Ha costruito delle scuole con mattoni e sabbia, così abbiamo cominciato ad avere delle scuole “moderne”, almeno rispetto ai corsi all’aria aperta.
Poi lo Stato ha costruito due collegi. Il primo è chiamato 9 giugno ed è un po’ lontano dai campi, l’altro è la scuola del 12 ottobre. Ecco nei due collegi gli studenti vivono per tutto il periodo scolastico, mangiano e dormono là dentro.”
Dunque la struttura scolastica saharawi si compone di più livelli. Dopo la scuola primaria o elementare – dalla durata di 6 anni – gli studenti lasciano le proprie famiglie all’età di 12 anni per entrare in collegio.
Il numero delle scuole elementari è cresciuto arrivando a una media di sette per ogni wilaya, mentre nei primi tempi dell’esilio se ne poteva contare al massimo una. I collegi sono in numero molto minore rispetto alle scuole primarie e ospitano giovani maschi e femmine saharawi che fanno ritorno alle proprie case per dieci giorni ogni tre mesi. Se è vero che i dormitori sono separati, la promiscuità maschi-femmine del collegio pose – e pone – dei problemi alle famiglie – restie ad oltrepassare la barriera di pudore eretta dalla tradizione islamica e saharawi. Dovette trascorrere del tempo prima che dei genitori fossero convinti a mandare le proprie figlie nel collegio e sulle famiglie concentrarono una serie di politiche di sensibilizzazione avviate dal Polisario.
Una vita da studente
Una delle interviste che ho realizzato è stata a Rachid Lehebib, un giovane saharawi di 24 anni, che ha completato l’intero percorso scolastico fino all’università prima di emigrare in Francia in cerca di lavoro. Il collegio lo ha fatto in Algeria, uno degli Stati che offre borse di studio agli studenti saharawi in base ad accordi che ha stipulato con la RASD.

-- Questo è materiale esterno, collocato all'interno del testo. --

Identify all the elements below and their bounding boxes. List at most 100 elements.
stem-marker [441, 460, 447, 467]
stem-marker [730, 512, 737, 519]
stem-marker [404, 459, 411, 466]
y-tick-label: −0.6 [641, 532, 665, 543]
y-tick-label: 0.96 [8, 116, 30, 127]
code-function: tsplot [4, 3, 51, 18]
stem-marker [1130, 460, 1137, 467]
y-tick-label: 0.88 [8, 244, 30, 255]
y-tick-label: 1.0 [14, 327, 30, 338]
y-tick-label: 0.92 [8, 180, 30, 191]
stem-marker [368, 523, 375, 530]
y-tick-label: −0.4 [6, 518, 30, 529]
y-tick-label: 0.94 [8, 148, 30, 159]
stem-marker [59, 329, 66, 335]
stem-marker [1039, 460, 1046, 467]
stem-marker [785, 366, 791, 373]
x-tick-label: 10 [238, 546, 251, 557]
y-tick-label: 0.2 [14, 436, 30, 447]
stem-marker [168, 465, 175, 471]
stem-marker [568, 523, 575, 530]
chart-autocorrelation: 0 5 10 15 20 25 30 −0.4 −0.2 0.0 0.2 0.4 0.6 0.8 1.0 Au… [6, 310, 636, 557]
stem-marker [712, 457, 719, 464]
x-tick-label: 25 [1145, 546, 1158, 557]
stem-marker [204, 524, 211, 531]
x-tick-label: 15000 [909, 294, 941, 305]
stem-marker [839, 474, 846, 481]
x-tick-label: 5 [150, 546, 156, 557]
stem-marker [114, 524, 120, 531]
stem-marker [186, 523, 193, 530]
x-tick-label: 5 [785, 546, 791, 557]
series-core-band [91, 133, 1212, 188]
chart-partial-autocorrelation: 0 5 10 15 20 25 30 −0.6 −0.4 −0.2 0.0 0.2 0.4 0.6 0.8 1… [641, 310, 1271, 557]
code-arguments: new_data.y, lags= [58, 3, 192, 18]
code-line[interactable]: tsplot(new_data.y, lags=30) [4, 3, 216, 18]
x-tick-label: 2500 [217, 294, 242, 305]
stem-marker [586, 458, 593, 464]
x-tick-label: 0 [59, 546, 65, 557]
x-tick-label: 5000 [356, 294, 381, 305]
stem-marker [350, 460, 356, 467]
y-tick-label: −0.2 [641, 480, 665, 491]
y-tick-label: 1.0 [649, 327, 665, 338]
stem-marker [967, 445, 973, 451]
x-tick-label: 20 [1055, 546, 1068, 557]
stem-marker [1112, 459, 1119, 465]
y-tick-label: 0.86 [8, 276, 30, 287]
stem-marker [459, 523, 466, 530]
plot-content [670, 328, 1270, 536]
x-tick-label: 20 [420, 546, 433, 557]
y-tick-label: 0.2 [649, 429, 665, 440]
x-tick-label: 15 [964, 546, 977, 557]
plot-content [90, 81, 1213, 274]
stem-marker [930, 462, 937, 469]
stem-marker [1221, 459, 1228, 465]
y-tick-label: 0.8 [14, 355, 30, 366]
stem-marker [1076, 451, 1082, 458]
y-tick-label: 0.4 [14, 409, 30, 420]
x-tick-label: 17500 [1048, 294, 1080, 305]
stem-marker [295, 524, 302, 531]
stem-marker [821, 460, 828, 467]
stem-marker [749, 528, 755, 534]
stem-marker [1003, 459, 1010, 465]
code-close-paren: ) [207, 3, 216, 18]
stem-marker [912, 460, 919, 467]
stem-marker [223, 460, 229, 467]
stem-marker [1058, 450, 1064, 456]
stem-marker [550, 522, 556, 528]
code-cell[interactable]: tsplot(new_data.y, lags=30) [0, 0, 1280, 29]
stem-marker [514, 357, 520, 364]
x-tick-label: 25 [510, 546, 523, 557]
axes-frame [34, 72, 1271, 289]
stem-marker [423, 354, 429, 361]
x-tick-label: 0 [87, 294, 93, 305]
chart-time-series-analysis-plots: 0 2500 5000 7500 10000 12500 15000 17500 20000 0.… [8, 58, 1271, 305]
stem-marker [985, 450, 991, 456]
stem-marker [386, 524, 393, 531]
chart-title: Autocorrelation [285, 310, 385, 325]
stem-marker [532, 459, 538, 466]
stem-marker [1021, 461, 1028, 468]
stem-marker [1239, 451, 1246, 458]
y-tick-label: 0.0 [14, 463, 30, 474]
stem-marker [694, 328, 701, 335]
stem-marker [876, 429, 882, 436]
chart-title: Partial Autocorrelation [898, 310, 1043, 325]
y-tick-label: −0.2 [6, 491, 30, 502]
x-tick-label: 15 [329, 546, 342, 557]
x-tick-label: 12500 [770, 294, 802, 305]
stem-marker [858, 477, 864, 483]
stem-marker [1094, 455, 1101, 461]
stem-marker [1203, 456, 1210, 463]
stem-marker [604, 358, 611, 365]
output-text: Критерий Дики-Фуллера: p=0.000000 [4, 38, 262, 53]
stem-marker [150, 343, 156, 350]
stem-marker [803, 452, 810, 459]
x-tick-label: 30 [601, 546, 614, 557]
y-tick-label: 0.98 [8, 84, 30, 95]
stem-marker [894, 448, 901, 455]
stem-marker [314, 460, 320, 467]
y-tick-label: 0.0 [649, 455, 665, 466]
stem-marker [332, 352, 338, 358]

“E’ molto duro, molto difficile andarsene e lasciare la famiglia per 9 mesi, è molto difficile. Quando sono andato in Algeria a 12 anni ero in grande difficoltà perché era la prima volta che lasciavo la famiglia ed era molto, molto difficile. Perché in Algeria devi cucinare da solo, lavarti i vestiti e fare molte altre cose per te da solo. Quando sei in famiglia tua mamma e tuo papà ti comprano o ti fanno sempre qualcosa, ma quando ti portano in Algeria devi fare le cose da te.”
La partenza per il collegio rappresenta, come detto, una prima separazione dal nucleo familiare, la cellula base della società, particolarmente importante in quella saharawi. I bambini si trovano catapultati in un ambiente tendenzialmente isolato dove – per mancanza di mezzi – gli si chiede di essere già molto autonomi.
“Siamo tutti studenti, ma in gruppo, perché tutti i Saharawi che vanno a studiare in Algeria vengono in gruppi, per esempio in Sidi bel Abbes sono cento, cento saharawi, ad Orano sono 50, a Béchar, nel nord dell’Algeria ce ne sono un altro numero. Si viene in gruppi e si vive nei collegi. Si vive in comune, tutti gli studenti vivono uniti, non come all’università. E’ tipo un gruppo, in una stanza ci sono tre o quattro, hai il letto, hai il bagno e ci sono uno, no, due Saharawi grandi che vengono con gli studenti come, diciamo, responsabili. I due Saharawi responsabili grandi per esempio organizzano gli studenti per fargli fare sport.”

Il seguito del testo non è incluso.